Condomínios e garantidoras de crédito: Questões jurídicas envolvidas
Análise técnica dos principais pontos envolvendo os contratos firmados por condomínios com garantidoras de crédito.
quarta-feira, 10 de dezembro de 2025
Atualizado às 15:14
As empresas garantidoras de crédito são, no mercado condominial, uma realidade. Em verdade uma boa realidade, quando avaliados os riscos existentes.
Em resumo (e tentando não ser técnico) essas empresas são contratadas por condomínios (algumas atendem associações também) e assumem por si a inadimplência do empreendimento em troca de um pagamento mensal (pelo condomínio) de uma taxa previamente ajustada.

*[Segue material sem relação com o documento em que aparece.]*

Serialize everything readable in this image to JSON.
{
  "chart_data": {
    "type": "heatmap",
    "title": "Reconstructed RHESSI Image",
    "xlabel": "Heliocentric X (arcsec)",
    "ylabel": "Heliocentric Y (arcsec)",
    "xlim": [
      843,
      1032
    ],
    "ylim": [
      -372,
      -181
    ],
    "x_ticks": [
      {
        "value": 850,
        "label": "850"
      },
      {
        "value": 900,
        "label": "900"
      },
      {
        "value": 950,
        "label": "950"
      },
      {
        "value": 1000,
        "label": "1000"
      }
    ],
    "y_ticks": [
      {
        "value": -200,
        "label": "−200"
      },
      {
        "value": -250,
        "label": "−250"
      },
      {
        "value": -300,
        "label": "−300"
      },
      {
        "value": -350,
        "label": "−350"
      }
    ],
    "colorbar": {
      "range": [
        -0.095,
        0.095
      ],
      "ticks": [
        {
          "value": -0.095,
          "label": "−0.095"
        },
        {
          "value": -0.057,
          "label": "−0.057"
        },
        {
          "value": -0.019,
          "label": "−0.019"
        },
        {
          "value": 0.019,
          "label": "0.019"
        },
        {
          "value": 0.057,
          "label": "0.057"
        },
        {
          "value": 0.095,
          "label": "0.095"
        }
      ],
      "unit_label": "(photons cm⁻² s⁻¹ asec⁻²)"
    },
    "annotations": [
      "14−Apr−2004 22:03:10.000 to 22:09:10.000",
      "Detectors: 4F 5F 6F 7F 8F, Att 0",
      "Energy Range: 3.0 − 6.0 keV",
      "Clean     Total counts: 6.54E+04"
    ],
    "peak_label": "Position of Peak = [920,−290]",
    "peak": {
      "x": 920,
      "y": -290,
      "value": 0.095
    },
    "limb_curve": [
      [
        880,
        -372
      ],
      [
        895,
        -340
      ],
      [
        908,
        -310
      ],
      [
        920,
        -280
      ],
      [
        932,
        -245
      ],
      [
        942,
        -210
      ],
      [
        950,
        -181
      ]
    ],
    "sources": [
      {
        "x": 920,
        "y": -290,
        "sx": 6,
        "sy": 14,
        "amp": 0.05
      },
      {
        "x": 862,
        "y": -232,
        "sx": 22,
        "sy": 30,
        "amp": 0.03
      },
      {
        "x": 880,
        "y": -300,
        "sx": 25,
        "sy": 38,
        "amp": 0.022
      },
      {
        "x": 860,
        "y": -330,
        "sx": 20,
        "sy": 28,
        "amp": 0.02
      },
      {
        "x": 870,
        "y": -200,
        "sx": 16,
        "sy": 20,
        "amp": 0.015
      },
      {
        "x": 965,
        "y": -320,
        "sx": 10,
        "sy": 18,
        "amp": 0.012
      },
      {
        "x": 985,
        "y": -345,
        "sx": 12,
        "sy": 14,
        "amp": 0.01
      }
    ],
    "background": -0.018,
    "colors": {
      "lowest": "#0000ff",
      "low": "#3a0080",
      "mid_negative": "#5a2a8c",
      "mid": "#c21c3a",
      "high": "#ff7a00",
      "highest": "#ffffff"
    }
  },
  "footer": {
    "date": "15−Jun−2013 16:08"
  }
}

O síndico, portanto, recebe mensalmente a receita advinda dos condôminos, inclusive daqueles inadimplentes. O benefício imediato é evidente! O condomínio deixa de se preocupar com unidades devedoras, não custeia cobrança judicial ou extrajudicial e consegue recursos para melhorias internas, por exemplo.
Todavia "nem tudo são flores". Como em todo contrato firmado existem riscos jurídicos e, no caso das garantidoras, eles somente poderão ser "sentidos" ao longo do tempo.
A intenção desse artigo é trazer, de forma resumida (e não técnica), os principais pontos de atenção a serem tomados quando se cogita contratar uma garantidora.
Inicialmente é importante entender quais as taxas que a garantidora assumirá e cobrará. Algumas empresas, por exemplo, não assumem multas, outras sim. Algumas não assumem obras, outras sim. Esse detalhamento do que será garantido deve ser claramente previsto em contrato a fim de que a administração possa analisar a conveniência da contratação e ter a previsibilidade de recursos.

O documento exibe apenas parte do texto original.